DOCTOR OF HUMANE LETTERS

Born in Memphis, Tennessee, in 1937, Morgan Freeman took up acting at a young age, winning a statewide drama competition in Mississippi at age 12. After serving in the U.S. Air Force, he studied acting and dance in Los Angeles and later found roles in musical theater and films. He made his Broadway debut opposite Pearl Bailey in an all-black revival of Hello, Dolly! in 1968, and later gained broad national exposure on PBS’s The Electric Company.

In theater, he earned his first Obie playing the title role in Coriolanus in 1980, and additional awards for roles in The Gospel at Colonus and the stage version of Driving Miss Daisy.

Mr. Freeman made his breakthrough into major films with Brubaker in 1980, with Robert Redford. He received his first Academy Award nomination, and won the National Society of Film Critics Best Supporting Actor Award, for Street Smart in 1987. He earned the Golden Globe Award, along with an Oscar nomination and many other honors, for best actor for his 1989 performance in Driving Miss Daisy.

For his role as Red in The Shawshank Redemption in 1994, Mr. Freeman received Oscar and Golden Globe nominations.

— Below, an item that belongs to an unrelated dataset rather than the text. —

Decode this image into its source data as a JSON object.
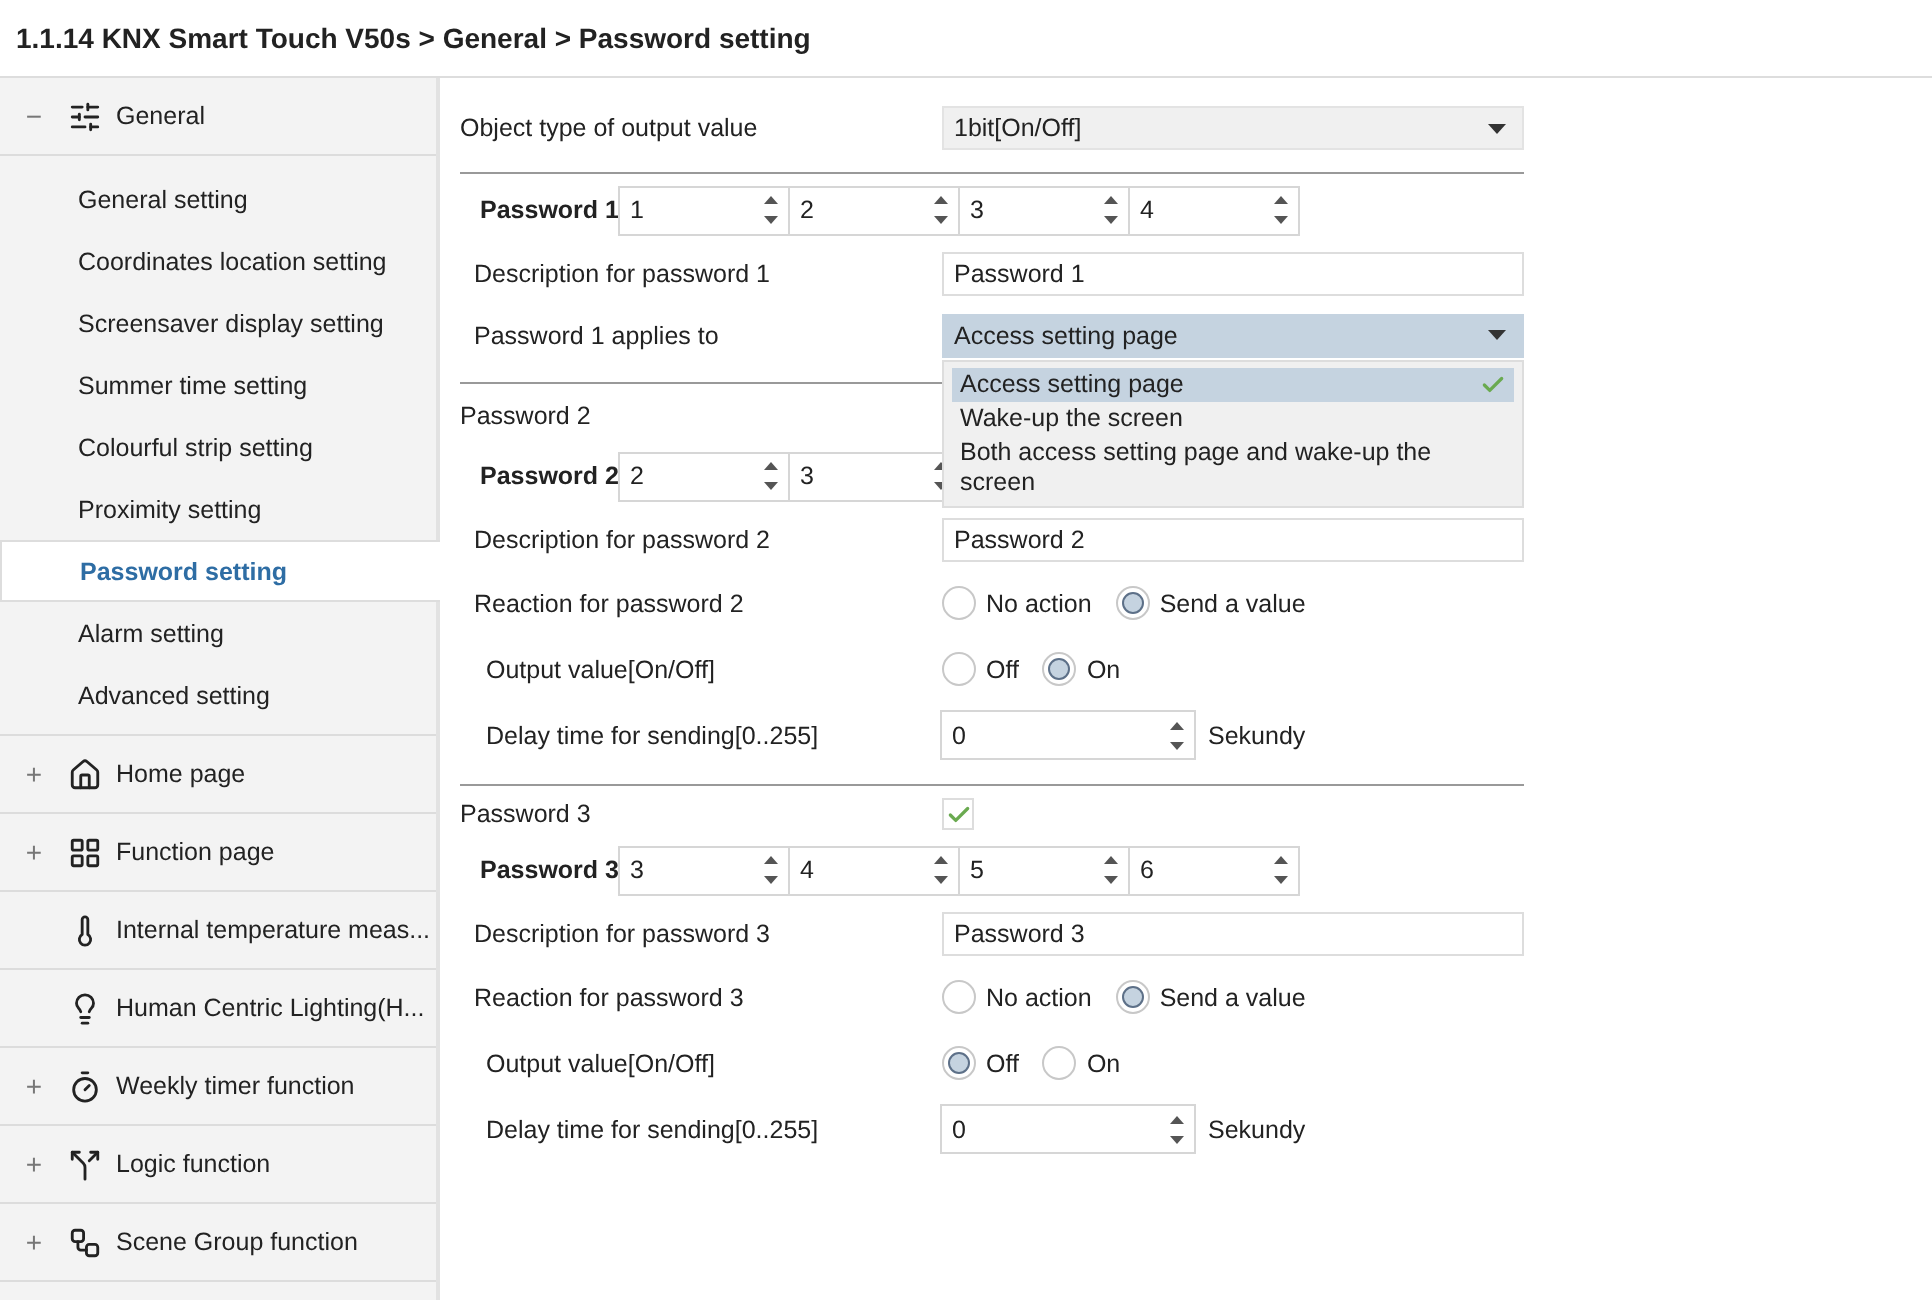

For Million Dollar Baby in 2004, he received his fourth Oscar nomination and his first win, for best supporting actor. He received a fifth Oscar nomination for his 2009 portrayal of Nelson Mandela in Invictus.

With more than seventy films over his career, Mr. Freeman has established himself as a leading figure in Hollywood. He has played roles that range from a freed slave, to president, to God. With his rich and distinctive voice, he has served as narrator for many films, including March of the Penguins, and he provides the introduction to the CBS Evening News.